Can somebody give me an example of using an "open interval for the upper limit of a range"?

Jonathan M Davis newsgroup.d at jmdavisprog.com
Thu Mar 13 20:52:09 UTC 2025


On Wednesday, March 12, 2025 12:07:04 PM MDT Manfred Nowak via Digitalmars-d-learn wrote:
> On Tuesday, 11 March 2025 at 16:56:28 UTC, WhatMeWorry wrote:
> [...]
> > To include the upper bound value, use a square bracket "]" at
> > the end of the range."
>
> [...]
> > foreach( i, e; a[0..3] )
> >     write(i, ":", e);  // 0:11  1:22  2:3
>
> That example negates the claim of that Citation already!
>
> Although a square bracket follows the range "0..3", neither the
> index '3´ nor the value of 'a[3]´ are remarked---and are not
> written indeed.

In mathematics and computer science in general, it's very common in the
notation of ranges / intervals of numbers to use ] at the end of the range
of values when the last number is inclusive, and ) when it's exclusive. So,
I could definitely see some of the documentation using such notation when
explaining things (though I don't recall seeing that anywhere off the top of
my head). However, it definitely isn't something that's a syntactic part of
how D handles anything.

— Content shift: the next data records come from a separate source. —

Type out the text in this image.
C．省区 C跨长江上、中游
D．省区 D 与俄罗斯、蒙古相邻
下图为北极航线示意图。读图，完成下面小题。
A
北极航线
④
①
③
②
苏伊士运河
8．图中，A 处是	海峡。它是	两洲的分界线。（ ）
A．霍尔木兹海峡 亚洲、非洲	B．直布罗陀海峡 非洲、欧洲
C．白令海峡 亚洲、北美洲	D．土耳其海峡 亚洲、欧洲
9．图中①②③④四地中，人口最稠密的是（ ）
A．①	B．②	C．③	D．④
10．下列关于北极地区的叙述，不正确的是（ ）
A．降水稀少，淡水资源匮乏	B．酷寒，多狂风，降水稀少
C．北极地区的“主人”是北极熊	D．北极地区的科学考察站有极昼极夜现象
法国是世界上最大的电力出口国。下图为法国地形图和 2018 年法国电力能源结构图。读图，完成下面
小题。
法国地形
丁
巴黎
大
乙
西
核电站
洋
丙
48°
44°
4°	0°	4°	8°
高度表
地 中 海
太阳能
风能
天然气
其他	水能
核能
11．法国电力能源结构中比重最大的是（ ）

As Ali mention, it looks like std.random does use [
and ) in strings used as template arguments to specify the behavior of some
functions, but that's probably the closest that we actually have to it being
part of the language itself.

So, I don't know what part of the documentation that WhatMeWorry read which
gave him the impression that the language itself uses ] or ) in any of its
syntax to indicate how open an interval is, but it implies that either
something we have was not written clearly enough (which is very possible) or
that WhatMeWorry misinterpreted it in an unusual way.